Aux termes du jugement, un vétérinaire, un comportementaliste et un photographe de mon choix se sont vu accorder un accès illimité aux êtres animaux et aux installations du rodéo de Saint-Tite dans le but de recueillir des données brutes. Ces données seront par la suite transmises à un comité paritaire, dont la création a été également homologuée par le tribunal à la demande des parties, soit le « Comité consultatif sur le bien-être et la protection des êtres animaux dans le cadre des activités de rodéo ». Composé de représentants du domaine du droit animalier, de l’industrie du rodéo et du MAPAQ, ce comité devra notamment étudier les données qui lui auront été soumises et en tirer les conclusions qui s’imposent.

Au-delà des positions campées des uns et des autres et de l’émotivité que l’enjeu soulève tant pour les animalistes que pour les adeptes de rodéo, le protocole entériné par la Cour supérieure permettra donc d’éclairer le débat au moyen de preuves objectives. Et si, à terme, le MAPAQ refuse d’intervenir, alors que les conclusions devraient au contraire l’inciter à agir pour assurer le respect de la loi BÊSA, une nouvelle action judiciaire pourra être envisagée.

Ingérence politique

Il est d’usage pour les politiques de ne pas s’immiscer dans un débat social ou juridique alors qu’une instance autonome a été constituée pour en étudier les tenants et aboutissants. En visite à Saint-Tite, le premier ministre du Canada, Justin Trudeau, ne s’est quant à lui nullement formalisé de cette règle élémentaire en déclarant spontanément que le bien-être animal n’était pas compromis dans les rodéos.

Et vlan ! Nul besoin de données objectives et scientifiques pour trancher la délicate question.

Aux yeux du premier ministre Trudeau, un simple selfie avec un cheval et un veau apparemment heureux en arrière-plan semble suffire. L’absence de réserve des élus québécois est tout aussi déplorable. Durant les procédures judiciaires d’injonction, le ministre de l’Agriculture Laurent Lessard, responsable de la loi BÊSA, et la ministre du Tourisme Julie Boulet, responsable de la région de la Mauricie où se trouve Saint-Tite et son rodéo qui génère des retombées de 50 millions de dollars, se sont portés à la défense de l’événement, cherchant tous deux à minimiser l’importance juridique et sociale de la loi BÊSA qu’ils ont pourtant personnellement votée en décembre 2015.

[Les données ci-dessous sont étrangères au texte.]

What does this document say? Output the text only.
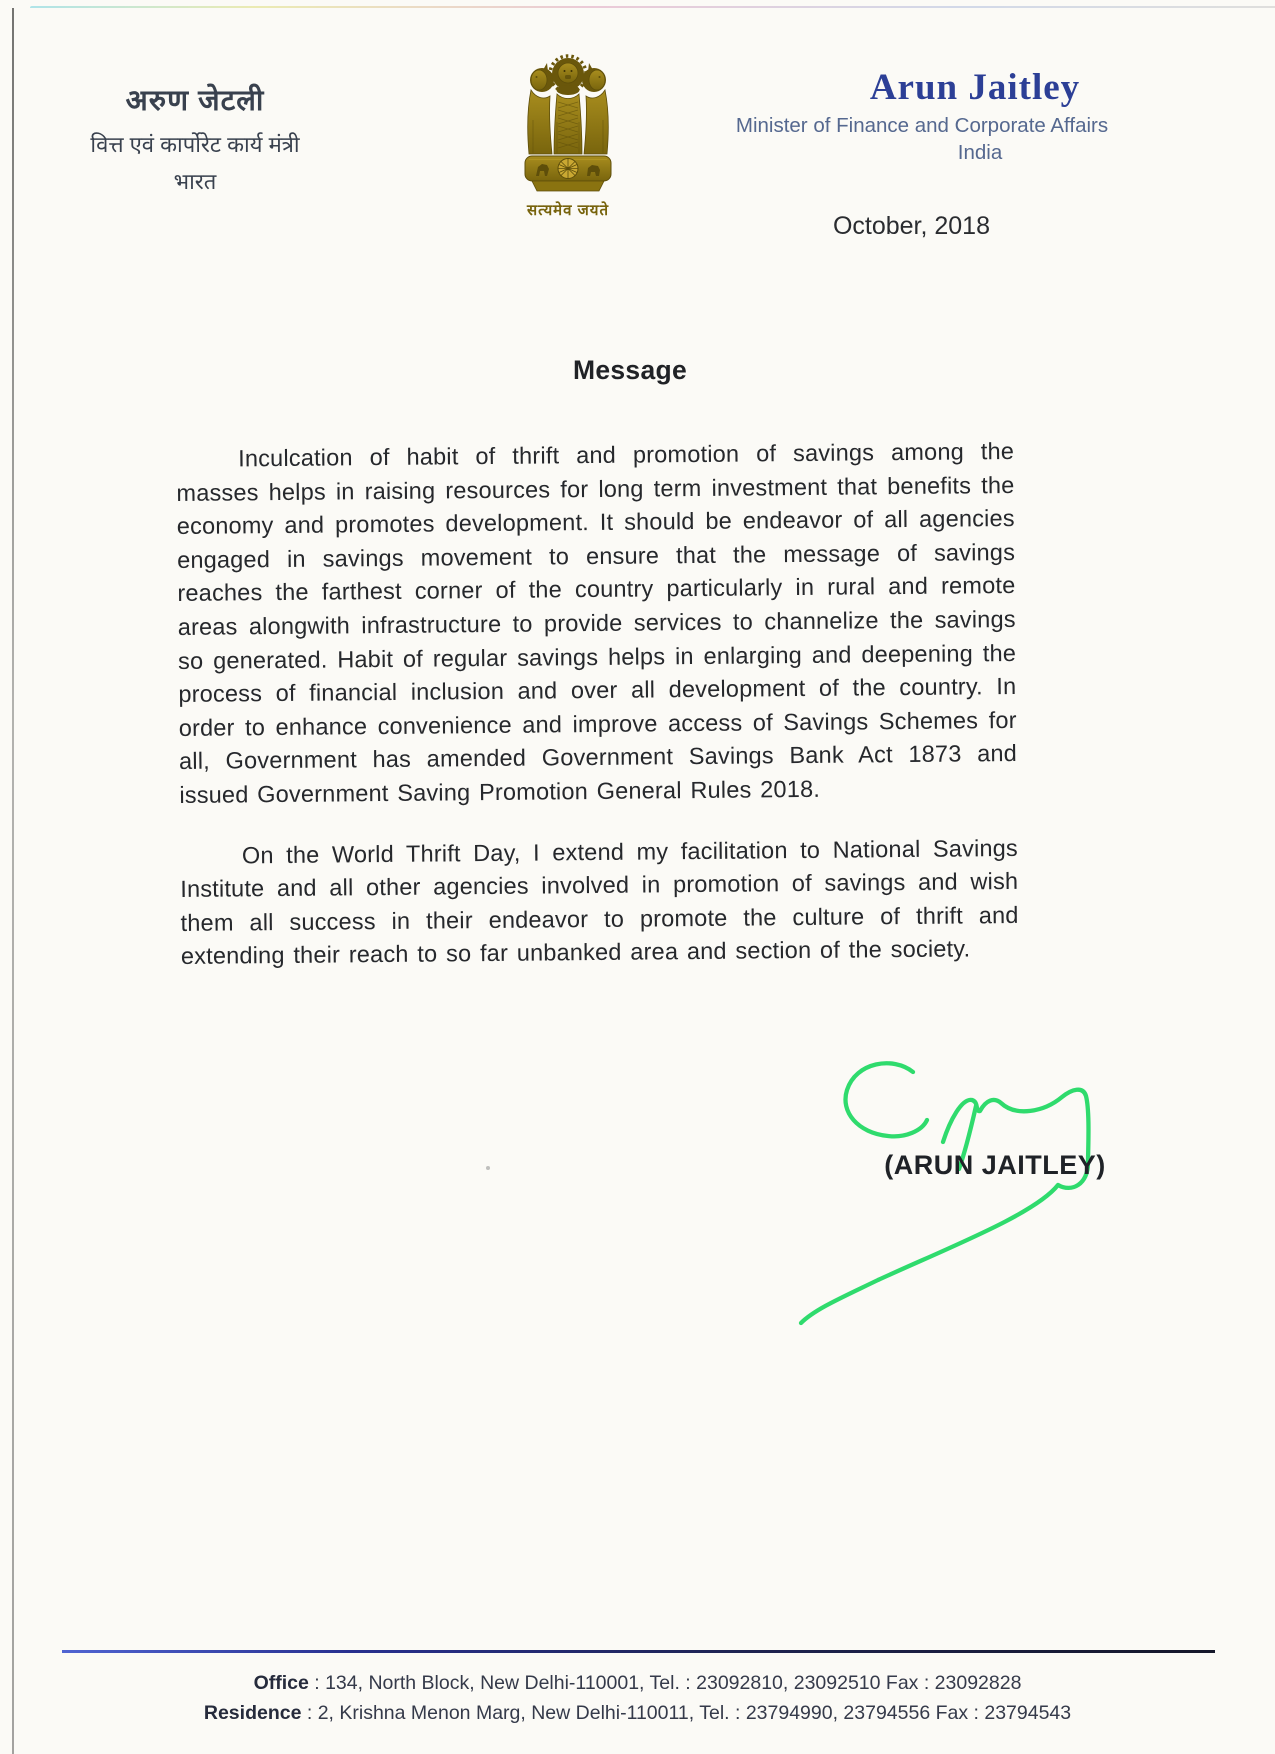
अरुण जेटली
वित्त एवं कार्पोरेट कार्य मंत्री
भारत
सत्यमेव जयते
Arun Jaitley
Minister of Finance and Corporate Affairs
India
October, 2018
Message

Inculcation of habit of thrift and promotion of savings among the masses helps in raising resources for long term investment that benefits the economy and promotes development. It should be endeavor of all agencies engaged in savings movement to ensure that the message of savings reaches the farthest corner of the country particularly in rural and remote areas alongwith infrastructure to provide services to channelize the savings so generated. Habit of regular savings helps in enlarging and deepening the process of financial inclusion and over all development of the country. In order to enhance convenience and improve access of Savings Schemes for all, Government has amended Government Savings Bank Act 1873 and issued Government Saving Promotion General Rules 2018.

On the World Thrift Day, I extend my facilitation to National Savings Institute and all other agencies involved in promotion of savings and wish them all success in their endeavor to promote the culture of thrift and extending their reach to so far unbanked area and section of the society.

(ARUN JAITLEY)
Office : 134, North Block, New Delhi-110001, Tel. : 23092810, 23092510 Fax : 23092828
Residence : 2, Krishna Menon Marg, New Delhi-110011, Tel. : 23794990, 23794556 Fax : 23794543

Est-ce trop demander aux élus de se garder de conclure eux-mêmes sur l’issue du dossier en faisant appel à leurs propres perceptions… si ce n’est à leurs intérêts politiques et électoraux ? Est-ce trop exiger d’eux que d’espérer qu’ils respectent l’intégrité du protocole mis en place par le tribunal ? Le Comité consultatif créé aux termes du jugement de la Cour dispose d’un an pour achever ses travaux. Sachant que les élections provinciales auront lieu au plus tard le 1er octobre 2018, de nouvelles ingérences politiques sont évidemment à craindre. Souhaitons qu’un rappel à l’ordre soit rapidement effectué en haut lieu pour remémorer aux élus concernés les principes élémentaires à la base d’un état de droit comme le nôtre, où la séparation des pouvoirs exécutif et judiciaire représente encore et toujours la norme.